Improving Access to Finance for SMEs; how are SMEs effectively financed at scale?
COMMENTS & INSIGHTS
€1.8 Billion
finance mobilized to
support realized
and future growth
(€1.4B as of 2021)
46,600
new full-time jobs
created, excluding
important but less
meaningful part-
time employment
(31,000 as of 2021)
€1.9 Billion
total additional revenue
generated by SMEs
since working with our
partners
(€1.1B as of 2021)
Each new full time job
created costs
€4,860
but the true figure is
much lower*
(€5,840 as of 2021)
Supported enterprises
generate, on average,
€8.6 for every €1
in additional revenue
compared to the cost of
support
(6.3:1 as of 2021)
Enterprises leverage, on
average,
€7.9 for every €1
in finance to invest in
their business’ continued
growth compared to the
cost of support
(7.8:1 as of 2021)
2022 saw continued growth in Argidius’ impact and the cost effectiveness at which this is achieved. Our learning agenda has allowed us to discover what works best to help entrepreneurs grow. This includes evaluating the design and implementation of advice, training and support. This learning is being leveraged to improve the effectiveness of much larger bilateral donor agencies, ministries and institutions.
This year’s review focusses on a related but different type of leverage: access to finance. Projects supported by Argidius have leveraged almost €2 billion in finance for SMEs, at a ratio of €30 for every €1 of Argidius support, and €7.9 to €1 factoring in contributions levered from our project co-funders. In today’s tightening fiscal space, it’s more important than ever that each euro generates as much impact as possible.
This chapter highlights four key lessons required to address capital constraints that hold back the growth of SMEs, and the crucial job creation and inclusive economic development which they drive.
A quick history
Argidius was one of a number of players who made a valuable contribution from the 1960s into the 1990s supporting the emergence and establishment of microfinance (now called financial inclusion). This effort involved significant levels of grant and subsidy to develop new financing models and institutions. The financial inclusion sector is now largely self-sustaining, with established products in the world’s investment markets.
Microfinance targets microenterprises, which represent a family of businesses formed of necessity. Microenterprises serve highly local markets with replicative business models and tends not to employ anyone beyond the owner or their immediate family members. Microenterprises also provides important sources of income for their low income proprietors.
Microenterprises’ cousins, the SMEs, represent a family of businesses that are opportunity driven and comprise a wide variety of business models. SMEs are key generators of formal employment and productivity gains vital for the inclusive economic transformation of emerging economies.

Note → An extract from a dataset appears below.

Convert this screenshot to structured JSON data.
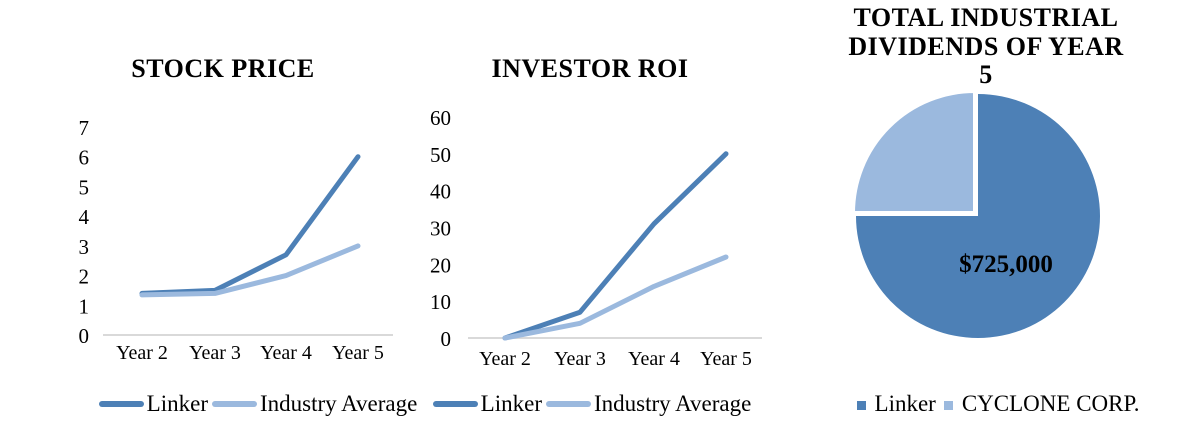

The financing of SMEs, especially in their early stages of development, has not yet received the same level of attention as microfinance, and remains a critical challenge in many countries. Not least because SMEs are the primary drive of productive formal employment which is key to addressing poverty. The International Finance Corporation estimates that SMEs have an unmet financing need of $4.2 trillion.
Significant leverage
Access to finance has been an important theme as we have sought to understand how entrepreneurs are best supported to grow their enterprises and create new, productive jobs that are so vital in countries with rapidly expanding young populations. Over the last nine years, we’ve funded and collected data from 98 projects implemented by 65 different partner organizations. These projects have worked with 74,500 enterprises and have cumulatively contributed to significant growth: €1.9 billion in incremental revenues; €1.8 billion in finance mobilized to support realized and future growth; and 46,600 new full-time jobs created. Job creation has increased 50% since 2021, a product of both measurement improvements and the delay we see between revenue and headcount growth.
This work, including both Argidius’ contribution, and the contribution of a wide set of co-funders, has cost in total €226 million. This represents a portfolio wide ratio of €7.9 in finance mobilized for every €1 of cost. The ratio jumps to 30:1 when considering Argidius’ sole contribution. Most major development finance institutions achieve a finance leverage ratio of between 0.5 and 2.